The long UK experience suggests that not enough thought and effort has been expended by the judiciary on how robust IT systems are, and if the evidence they produce is sufficiently reliable.
Sometimes, life or death hangs on what comes out of a black box that might or might not work as advertised.
Last week, the developers of the encrypted messaging app Signal got lucky as a Cellebrite smartphone digital forensics kit "by truly unbelievable coincidence" fell off a truck.
Cellebrite is used not just by law enforcement around the world like NZ Police but also by repressive regimes seeking to track down opponents and journalists, to imprison and, disturbingly often to torture and kill them.
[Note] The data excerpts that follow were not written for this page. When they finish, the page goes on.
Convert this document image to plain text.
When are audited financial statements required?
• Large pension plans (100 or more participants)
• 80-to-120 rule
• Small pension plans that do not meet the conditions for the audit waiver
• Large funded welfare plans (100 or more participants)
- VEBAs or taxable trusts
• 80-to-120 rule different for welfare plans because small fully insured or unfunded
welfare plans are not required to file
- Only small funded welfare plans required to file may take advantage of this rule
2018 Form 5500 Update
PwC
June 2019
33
The Signal developers discovered that the Cellebrite contains ancient software that is full of bugs and vulnerabilities. It doesn't take much skill to run any code you want through exploiting the vulnerabilities. That could involve tampering with, or deleting the messages the authorities are after, or planting malware on police computers.
It's not just buggy software either: there could be subtle hardware bugs that mean software behaves one way on an older processor, but in another manner on newer gear. Yes, this has happened, the Intel "F00F" bug being a famous historic example.
For the accused, it's very hard to protest and gainsay evidence produced by computers. It involves expert knowledge and computer scientist witnesses who can review and understand large code bases to spot bugs and flawed algorithms.
Open source helps here, but it's a mission and a half to discredit computer-produced evidence that's hugely expensive and beyond what most people can do.
It doesn't mean, however, that we should give up and accept judges going "computer says no", Little Britain style, when people protest their innocence in court.
It is very hard, if not impossible, to fully test and prove the correctness and robustness of IT systems, which are becoming increasingly complex and interconnected. Things can and do go wrong in ways nobody foresaw, unfortunately.
As the case of the UK postmasters slowly grinds its way through the courts there is now growing awareness that in legal cases, assuming computers get it right is downright dangerous.
University of London's School of Advanced Study last year published a set of papers on the topic that our local legal beagles would do well to read and mull over if they haven't already.
Considering the enormous expense any legal procedure entails with ensuing lasting serious damage if our learned friends get it wrong in court, perhaps there need to be a direction that if judges and lawyers aren't computer savvy, they should be made to recuse themselves from IT-related cases?